Plaintiff opposes the Motion, arguing: (1) that Defendants NKSF and Nachimson are third parties within the meaning of Code of Civil Procedure section 1281.2, subdivision (c); (2) that the dispute arises out of the same transaction or series of related transactions; and (3) that “there is a possibly [sic] of conflicting rulings on a common issue of law or fact. (Opposition, pp. 2:1–2, 2:10–11, 5:1–2.)

 

Essentially, Plaintiff’s arguments entirely hinge upon Code of Civil Procedure section 1281.2, subdivision (c), which allows the Court to deny a motion to compel arbitration if “[a] party to the arbitration agreement is also a party to a pending court action or special proceeding with a third party arising out of the same transaction or series of related transactions and there is a possibility of conflicting rulings on a common issue of law or fact.”

 

The Court agrees with Defendants NKSF’s and Nachimson’s arguments.

 

Since Plaintiff filed his Second Amended Complaint on July 21, 2022, NKSF and Nachimson have been listed as Defendants in this matter, not third parties.
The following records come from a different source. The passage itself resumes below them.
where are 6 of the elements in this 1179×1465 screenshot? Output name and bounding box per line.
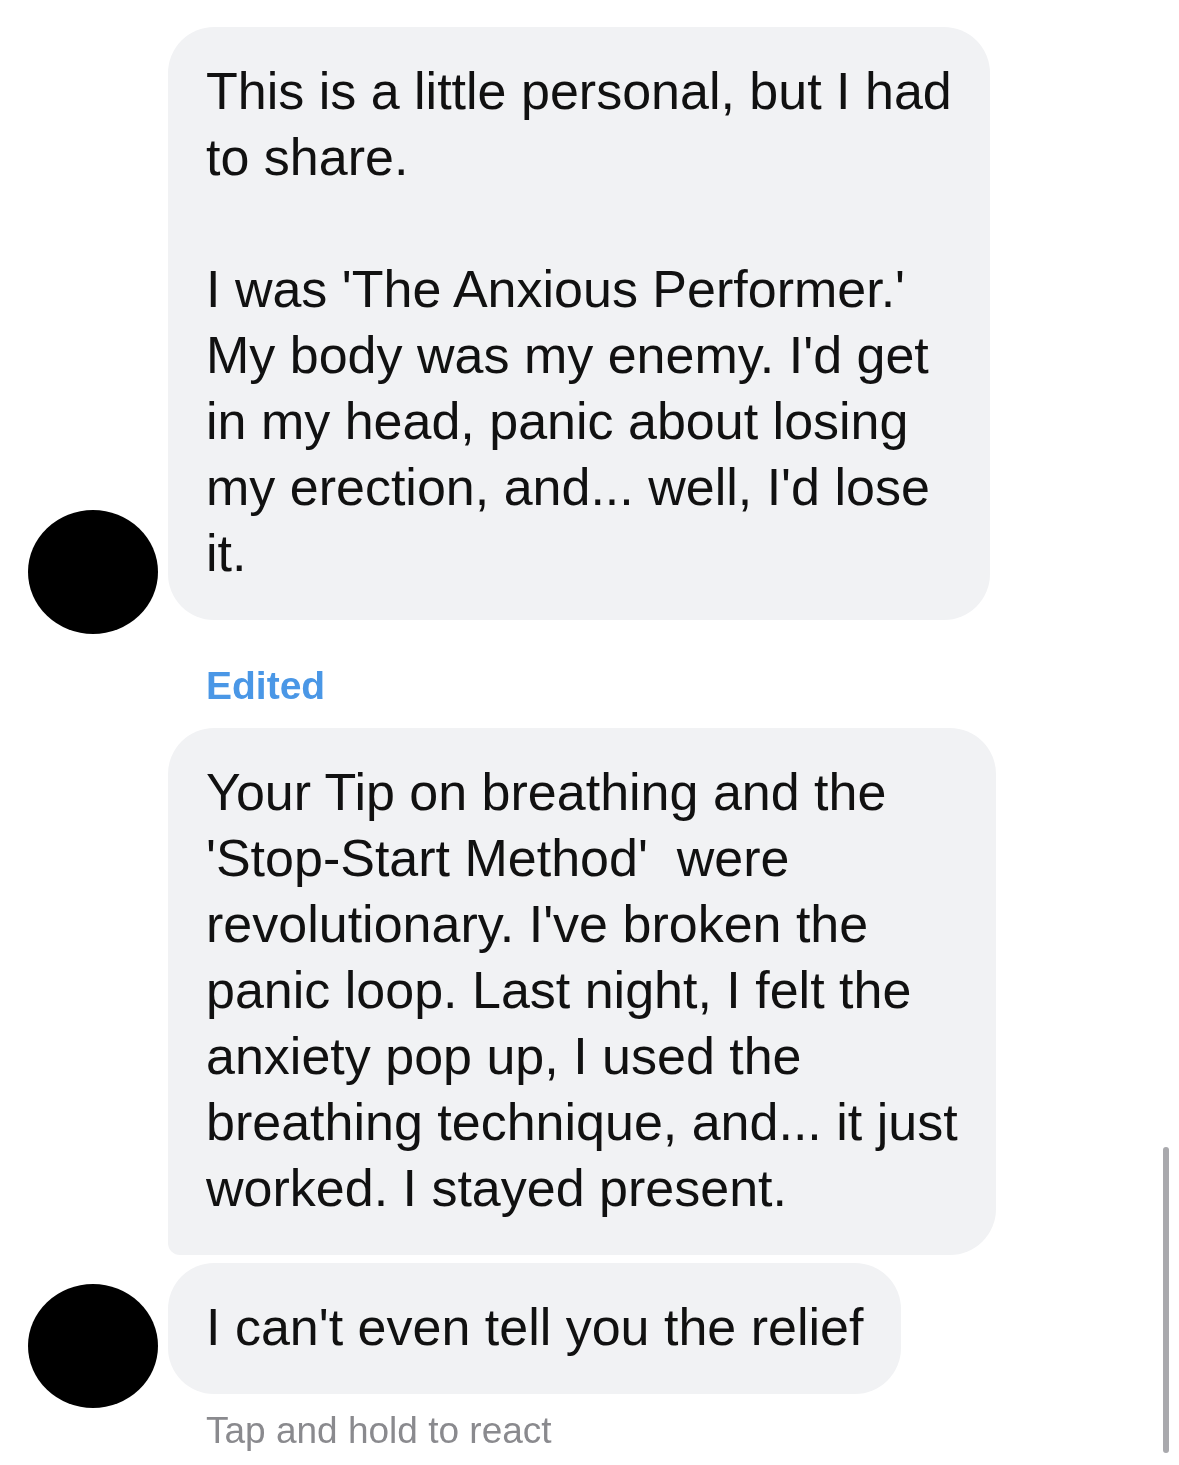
message-bubble: I can't even tell you the relief — [168, 1263, 902, 1394]
edited-label: Edited — [206, 664, 327, 708]
message-bubble: This is a little personal, but I had to share. I was 'The Anxious Performer.' My body was my enemy. I'd get in my head, panic about losing my erection, and... well, I'd lose it. — [168, 27, 990, 620]
react-hint: Tap and hold to react — [206, 1410, 553, 1452]
scrollbar[interactable] — [1163, 1147, 1169, 1453]
message-bubble: Your Tip on breathing and the 'Stop-Start Method' were revolutionary. I've broken the panic loop. Last night, I felt the anxiety pop up, I used the breathing technique, and... it just worked. I stayed present. — [168, 728, 996, 1255]
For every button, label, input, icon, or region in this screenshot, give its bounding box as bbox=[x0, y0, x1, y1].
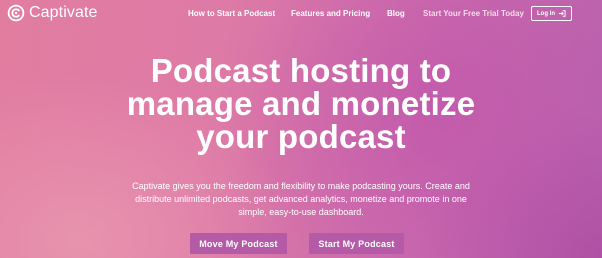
nav-link-features-pricing[interactable]: Features and Pricing bbox=[291, 9, 370, 19]
login-button[interactable]: Log In bbox=[531, 6, 572, 21]
headline-line-2: manage and monetize bbox=[126, 85, 476, 122]
subtext-line-1: Captivate gives you the freedom and flex… bbox=[132, 181, 470, 191]
headline-line-1: Podcast hosting to bbox=[150, 52, 452, 89]
nav-link-how-to-start[interactable]: How to Start a Podcast bbox=[188, 9, 275, 19]
subtext-line-2: distribute unlimited podcasts, get advan… bbox=[135, 194, 467, 204]
brand-logo[interactable]: Captivate bbox=[7, 4, 98, 22]
move-my-podcast-button[interactable]: Move My Podcast bbox=[190, 233, 287, 254]
subtext-line-3: simple, easy-to-use dashboard. bbox=[238, 207, 364, 217]
nav-link-free-trial[interactable]: Start Your Free Trial Today bbox=[423, 9, 524, 19]
headline-line-3: your podcast bbox=[196, 118, 406, 155]
login-arrow-icon bbox=[558, 10, 566, 17]
site-header: Captivate How to Start a Podcast Feature… bbox=[0, 0, 602, 30]
brand-name: Captivate bbox=[29, 4, 98, 21]
login-label: Log In bbox=[537, 10, 555, 17]
hero-subtext: Captivate gives you the freedom and flex… bbox=[112, 180, 490, 219]
hero-headline: Podcast hosting to manage and monetize y… bbox=[0, 54, 602, 153]
nav-link-blog[interactable]: Blog bbox=[387, 9, 405, 19]
start-my-podcast-button[interactable]: Start My Podcast bbox=[309, 233, 404, 254]
captivate-logo-icon bbox=[7, 4, 25, 22]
This is unchanged despite the Court’s Minute Order dated September 28, 2022, which quashed service on Defendants NKSM and Nachimson purely on procedural grounds (and which explicitly noted that there appeared to be no doubt Plaintiff could properly serve these Defendants). Moreover, there is no pending court action or special proceeding separate from the action at hand. Even if Defendants NKSF and Nachimson were to arbitrate without the other Defendants in this matter, the mere possibility of a conflicting ruling on a common issue of law or fact is insufficient for the Court to deny this Motion.

 

The Court does this Motion to be untimely, nor does the Court find that Defendants NKSF or Nachimson have waived their right to compel arbitration.  The Motion was filed less than five months after these Defendants were joined in this action and less than three months since the Court quashed service on them.

 

Plaintiff has not raised any other defenses to arbitrability; in particular, he has not argued that the arbitration agreements are either procedurally or substantively unconscionable.  Therefore, the Court need not address these issues.

 

Plaintiff has not met his burden of establishing by a preponderance of the evidence a defense to the arbitration agreement’s enforcement. (Tiri, supra, at 239.)

 

 

 

III.     Conclusion

 

Defendants NKSF’s and Nachimson’s Motion is GRANTED. The Parties are ordered to arbitrate. The proceeding is stayed until an arbitration is had or until such earlier time as the Court specifies.